El Sr. Vicente se volvió hacia el altar; besa el suelo y bendice a sus Hijas.
Ha vuelto bien tarde a San Lázaro; la comida se termina. Poco le importa; ocupa el último lugar, un poco de pan, potaje y agua enrojecida le bastan. A veces menos, y a veces nada; vuelve a la capilla y de allí a su habitación, olvidándose del comedor.
La noche ha llegado. Mientras que sus compañeros se recrean, luego van descansar, él vuelve a su correo que le espera. Y su pensamiento corre de nuevo por las rutas del mundo, para ayudar y sostener a los obreros enviados al campo del Dueño. Se diría que no está con ellos, tanto se representa a lo vivo sus trabajos y sus dolores, pero una palabra le basta para establecer con él por encima de todas las inquietudes humanas. «¿Os habéis propuesto alguna vez, Señor, algo más expreso que querer invariablemente lo que Dios quiere? No lo creo. ¿Qué razón podéis tener de perder valor cuando las cosas no se logran?» En una carta de Edme Jolly quien se queja que al cabo de veinte años de Misión establecida en Roma no se tenga casa segura: «Veo la gran necesidad que tenéis de un alojamiento en Roma; pero lo veo siempre a través de la máxima de Nuestro Señor, quien no tuvo nunca una casa y no quiso tenerla».

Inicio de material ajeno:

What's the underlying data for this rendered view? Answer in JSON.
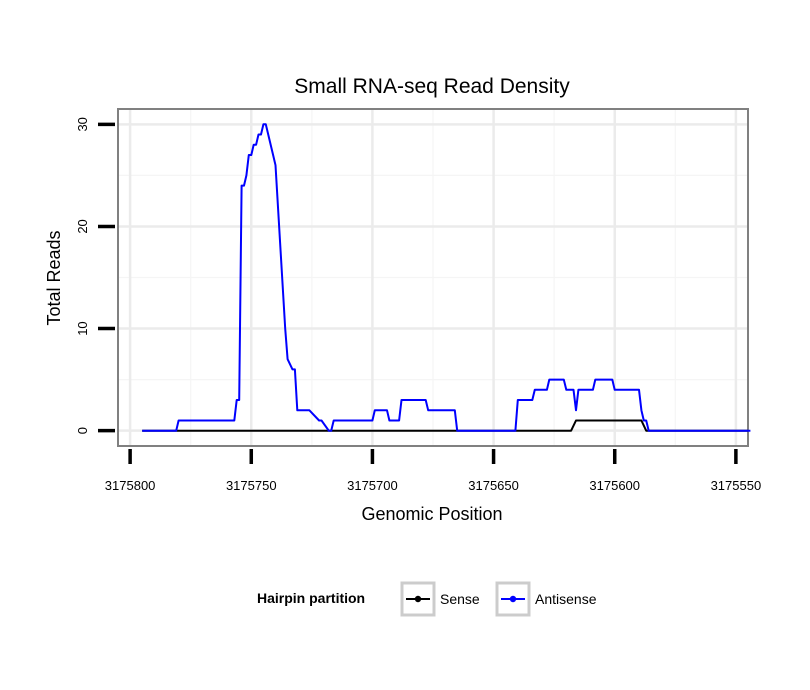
{
  "chart_data": {
    "type": "line",
    "title": "Small RNA-seq Read Density",
    "xlabel": "Genomic Position",
    "ylabel": "Total Reads",
    "x_reversed": true,
    "xlim": [
      3175805,
      3175545
    ],
    "ylim": [
      -1.5,
      31.5
    ],
    "x_ticks": [
      3175800,
      3175750,
      3175700,
      3175650,
      3175600,
      3175550
    ],
    "x_tick_labels": [
      "3175800",
      "3175750",
      "3175700",
      "3175650",
      "3175600",
      "3175550"
    ],
    "y_ticks": [
      0,
      10,
      20,
      30
    ],
    "y_tick_labels": [
      "0",
      "10",
      "20",
      "30"
    ],
    "grid": true,
    "legend": {
      "title": "Hairpin partition",
      "position": "bottom",
      "entries": [
        "Sense",
        "Antisense"
      ]
    },
    "series": [
      {
        "name": "Sense",
        "color": "#000000",
        "x": [
          3175795,
          3175618,
          3175616,
          3175589,
          3175587,
          3175545
        ],
        "y": [
          0,
          0,
          1,
          1,
          0,
          0
        ]
      },
      {
        "name": "Antisense",
        "color": "#0000ff",
        "x": [
          3175795,
          3175781,
          3175780,
          3175757,
          3175756,
          3175755,
          3175754,
          3175753,
          3175752,
          3175751,
          3175750,
          3175749,
          3175748,
          3175747,
          3175746,
          3175745,
          3175744,
          3175741,
          3175740,
          3175736,
          3175735,
          3175733,
          3175732,
          3175731,
          3175730,
          3175729,
          3175728,
          3175727,
          3175726,
          3175722,
          3175721,
          3175718,
          3175717,
          3175716,
          3175715,
          3175700,
          3175699,
          3175694,
          3175693,
          3175689,
          3175688,
          3175678,
          3175677,
          3175666,
          3175665,
          3175641,
          3175640,
          3175634,
          3175633,
          3175628,
          3175627,
          3175621,
          3175620,
          3175617,
          3175616,
          3175615,
          3175614,
          3175609,
          3175608,
          3175601,
          3175600,
          3175590,
          3175589,
          3175588,
          3175587,
          3175586,
          3175585,
          3175544
        ],
        "y": [
          0,
          0,
          1,
          1,
          3,
          3,
          24,
          24,
          25,
          27,
          27,
          28,
          28,
          29,
          29,
          30,
          30,
          27,
          26,
          10,
          7,
          6,
          6,
          2,
          2,
          2,
          2,
          2,
          2,
          1,
          1,
          0,
          0,
          1,
          1,
          1,
          2,
          2,
          1,
          1,
          3,
          3,
          2,
          2,
          0,
          0,
          3,
          3,
          4,
          4,
          5,
          5,
          4,
          4,
          2,
          4,
          4,
          4,
          5,
          5,
          4,
          4,
          2,
          1,
          1,
          0,
          0,
          0
        ]
      }
    ]
  }
}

La última carta es para las obras de Marsella. El Sr. Vicente alinea en una hoja de humildes nombres, en atención a los cuales coloca pequeñitas sumas. Son los ahorros que envían padres a sus hijos cautivos de Túnez, o encadenados en las galeras. El Sr. Vicenta ha prometido hacérselas llegar… Hace la suma total, y une una letra de cambio «por Señores Simonnet contra Señores Napollon», para el Superior de la casa. ¡Qué jaleo! Pero esta pobre gente se pondrá bien contenta. «Hemos recibido dos luises para Lin, dice Lamontagne, forzado en la Capitane, y siete escudos para el llamado Traverse. Ruego al Sr. Huguier que distribuya a cada uno lo suyo». De esta forma este hombre, que acaba de manejar grandes intereses termina su jornada contando las libras y sueldo que llevarán a algunos desdichados algunas dulzuras, y un pensamiento ce caridad.